Такова была работа Уильяма, и я увидела все это прежде, чем сообразила задать себе вопрос, хочу ли я это видеть. Шесть дней в неделю он занимался тем, что связывал ноги цыплятам. А возможно, меняясь с другими, подвешивал их или отрезал им головы. За триста рэндов в месяц плюс питание. Он уже пятнадцать лет на этой работе. Так что не исключено, что некоторые тушки, которые я начиняла сухарями, яичным желтком и саго и натирала маслом и горчицей, были непосредственно перед тем зажаты между коленями этого человека, отца детей Флоренс. Который вставал в пять утра, когда я еще спала, чтобы вымыть из шланга корыта под клетками, наполнить кормушки, подмести сараи, а после завтрака приступить к бойне, к разделке и потрошению, к замораживанию тушек, упаковке тысяч голов и лап, многих километров кишок, целых гор перьев.
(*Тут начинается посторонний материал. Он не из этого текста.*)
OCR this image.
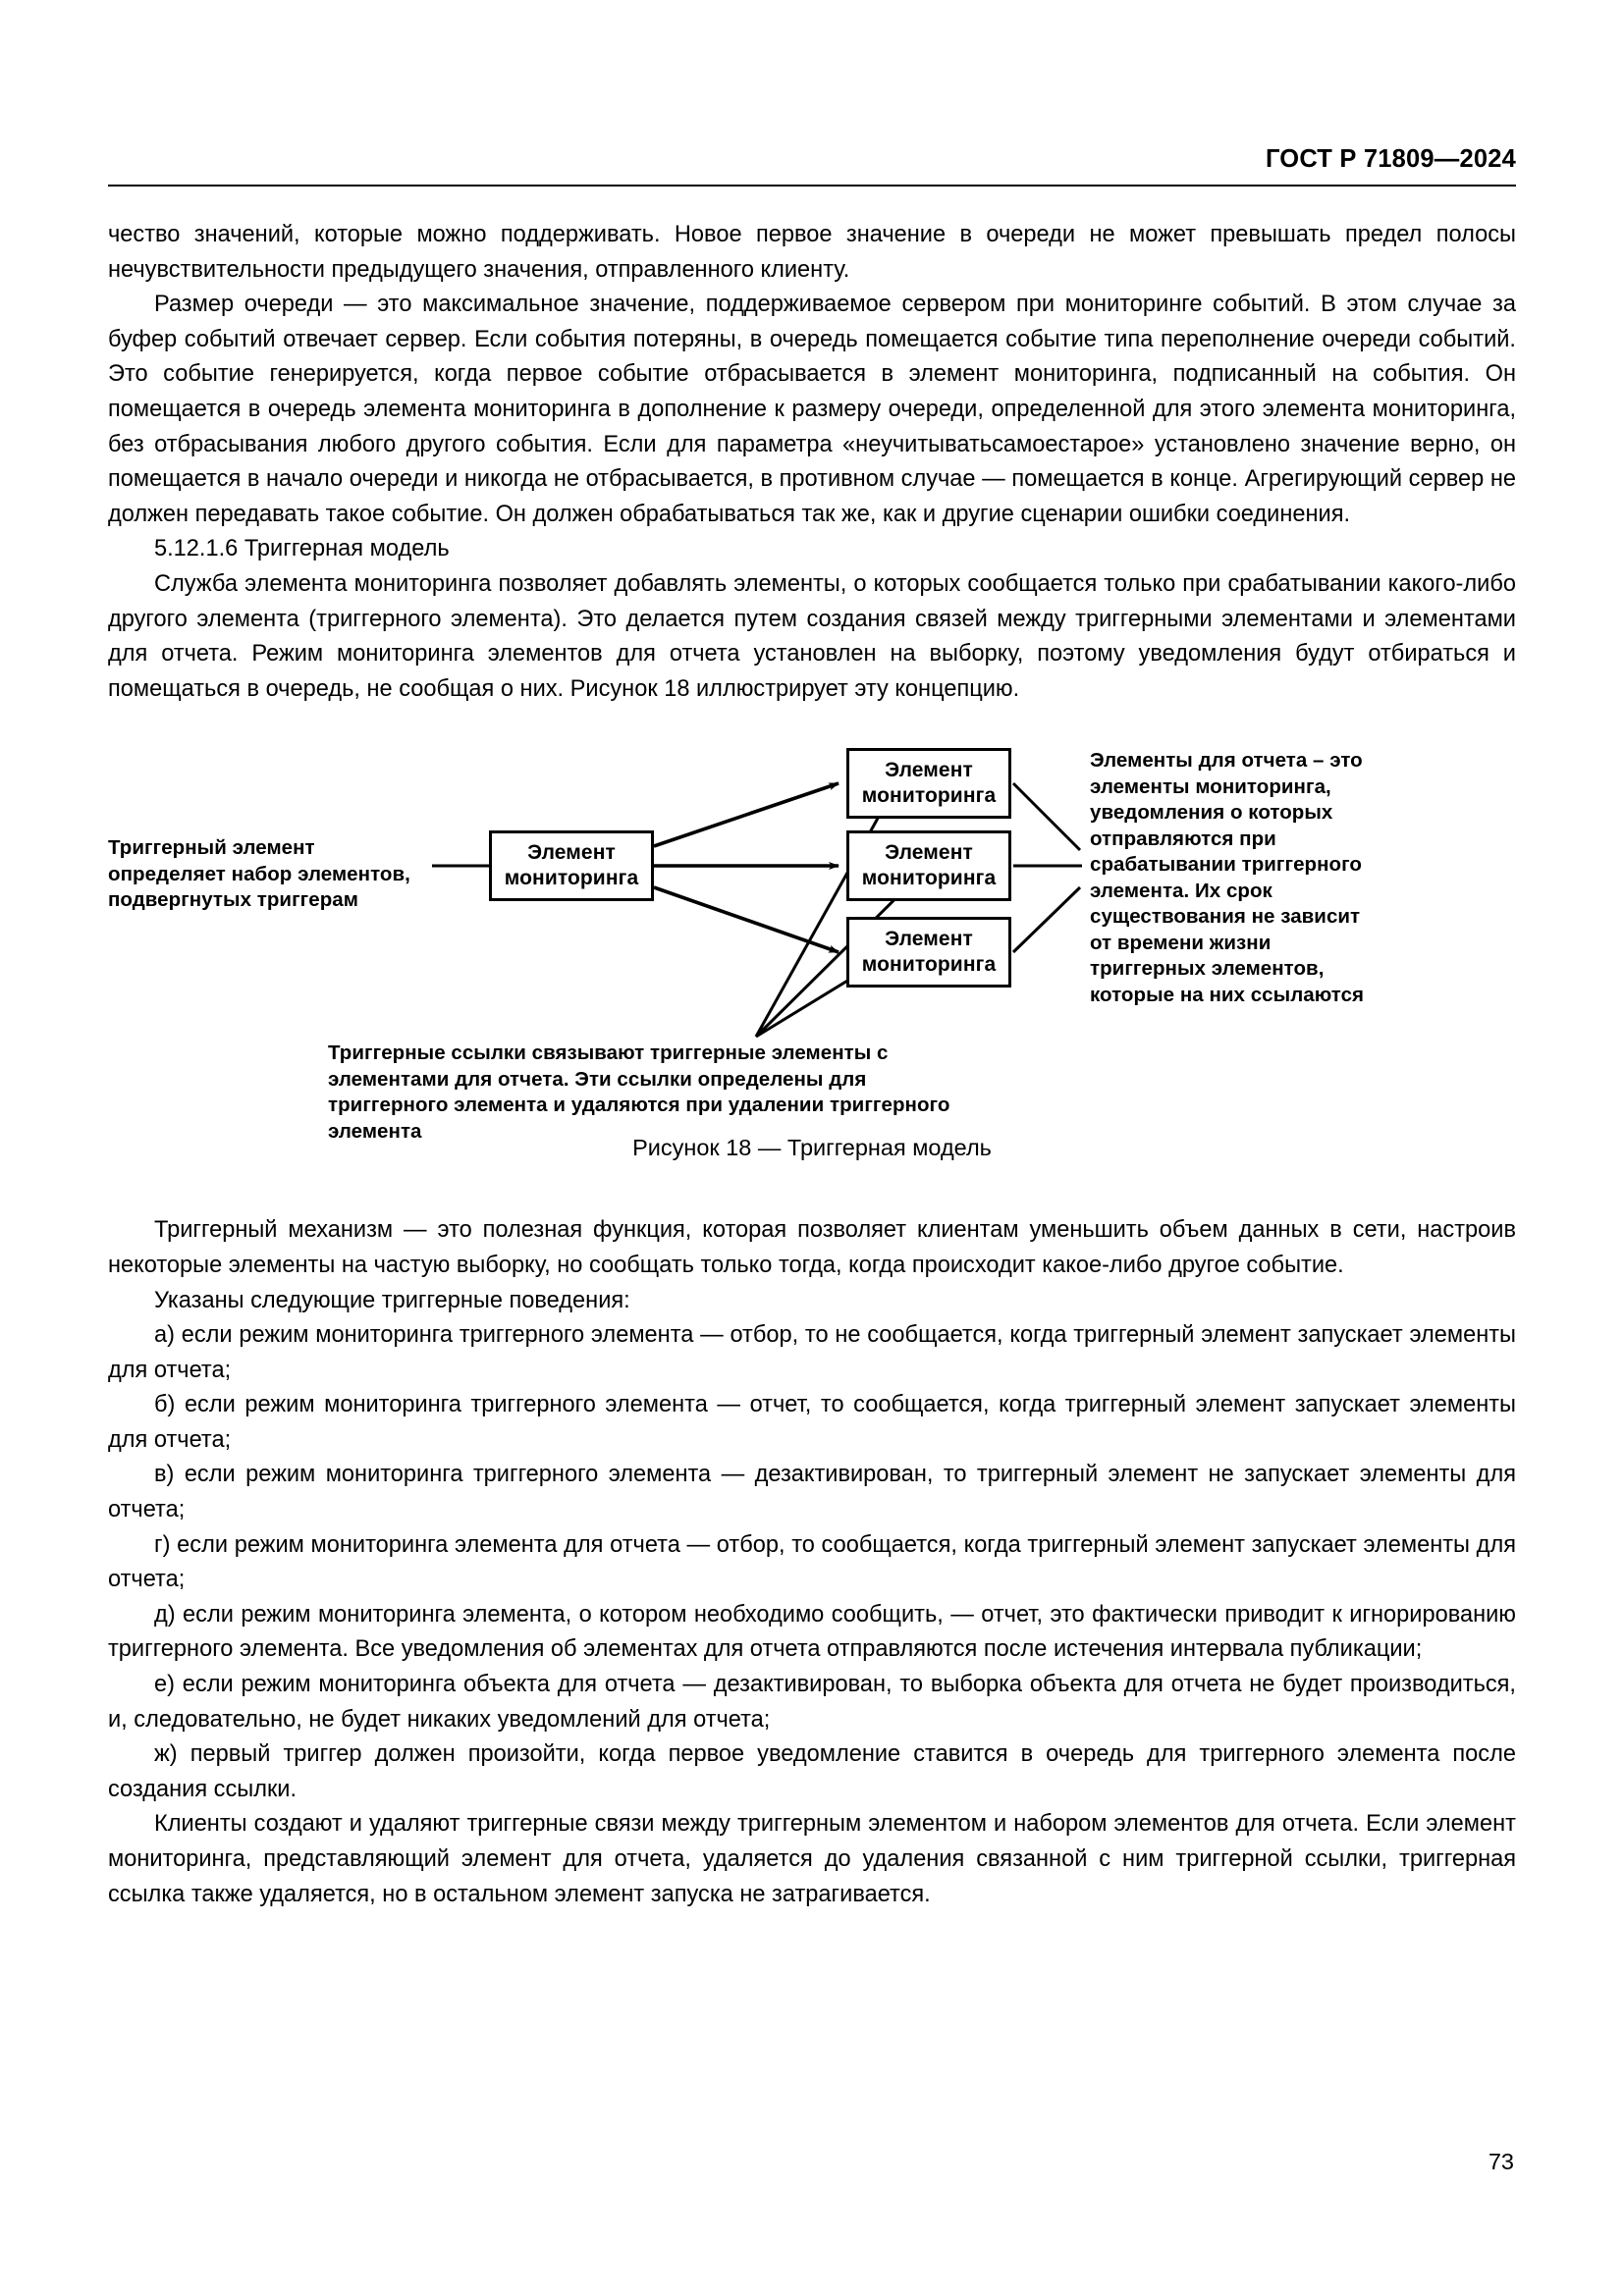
ГОСТ Р 71809—2024

чество значений, которые можно поддерживать. Новое первое значение в очереди не может превышать предел полосы нечувствительности предыдущего значения, отправленного клиенту.

Размер очереди — это максимальное значение, поддерживаемое сервером при мониторинге событий. В этом случае за буфер событий отвечает сервер. Если события потеряны, в очередь помещается событие типа переполнение очереди событий. Это событие генерируется, когда первое событие отбрасывается в элемент мониторинга, подписанный на события. Он помещается в очередь элемента мониторинга в дополнение к размеру очереди, определенной для этого элемента мониторинга, без отбрасывания любого другого события. Если для параметра «неучитыватьсамоестарое» установлено значение верно, он помещается в начало очереди и никогда не отбрасывается, в противном случае — помещается в конце. Агрегирующий сервер не должен передавать такое событие. Он должен обрабатываться так же, как и другие сценарии ошибки соединения.

5.12.1.6 Триггерная модель

Служба элемента мониторинга позволяет добавлять элементы, о которых сообщается только при срабатывании какого-либо другого элемента (триггерного элемента). Это делается путем создания связей между триггерными элементами и элементами для отчета. Режим мониторинга элементов для отчета установлен на выборку, поэтому уведомления будут отбираться и помещаться в очередь, не сообщая о них. Рисунок 18 иллюстрирует эту концепцию.

Триггерный элемент определяет набор элементов, подвергнутых триггерам
Элемент
мониторинга
Элемент
мониторинга
Элемент
мониторинга
Элемент
мониторинга
Элементы для отчета – это элементы мониторинга, уведомления о которых отправляются при срабатывании триггерного элемента. Их срок существования не зависит от времени жизни триггерных элементов, которые на них ссылаются
Триггерные ссылки связывают триггерные элементы с элементами для отчета. Эти ссылки определены для триггерного элемента и удаляются при удалении триггерного элемента
Рисунок 18 — Триггерная модель

Триггерный механизм — это полезная функция, которая позволяет клиентам уменьшить объем данных в сети, настроив некоторые элементы на частую выборку, но сообщать только тогда, когда происходит какое-либо другое событие.

Указаны следующие триггерные поведения:

а) если режим мониторинга триггерного элемента — отбор, то не сообщается, когда триггерный элемент запускает элементы для отчета;

б) если режим мониторинга триггерного элемента — отчет, то сообщается, когда триггерный элемент запускает элементы для отчета;

в) если режим мониторинга триггерного элемента — дезактивирован, то триггерный элемент не запускает элементы для отчета;

г) если режим мониторинга элемента для отчета — отбор, то сообщается, когда триггерный элемент запускает элементы для отчета;

д) если режим мониторинга элемента, о котором необходимо сообщить, — отчет, это фактически приводит к игнорированию триггерного элемента. Все уведомления об элементах для отчета отправляются после истечения интервала публикации;

е) если режим мониторинга объекта для отчета — дезактивирован, то выборка объекта для отчета не будет производиться, и, следовательно, не будет никаких уведомлений для отчета;

ж) первый триггер должен произойти, когда первое уведомление ставится в очередь для триггерного элемента после создания ссылки.

Клиенты создают и удаляют триггерные связи между триггерным элементом и набором элементов для отчета. Если элемент мониторинга, представляющий элемент для отчета, удаляется до удаления связанной с ним триггерной ссылки, триггерная ссылка также удаляется, но в остальном элемент запуска не затрагивается.

73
Поняв, куда я попала, мне надо было сразу же уйти. Сесть в машину и уехать и позабыть все как можно скорее. Вместо этого я стояла словно завороженная и смотрела, как трое мужчин предают смерти беззащитных птиц. А рядом со мной, вцепившись пальчиками в проволочную решетку, стоял поглощенный этим зрелищем ребенок.
Как это трудно и как легко – убивать, умирать.
В пять часов, когда закончился рабочий день, я с ними распрощалась. Пока я ехала обратно в этот пустой дом, Уильям отвел Флоренс с детьми в общежитие. Он умылся; она приготовила на ужин цыпленка с рисом на керогазе, потом дала грудь малышке. По субботам часть рабочих с фермы уезжали куда– нибудь на выходные, поэтому Флоренс и Уильям могли уложить детей спать на пустые койки и пойти прогуляться в тёплых сумерках вдвоем.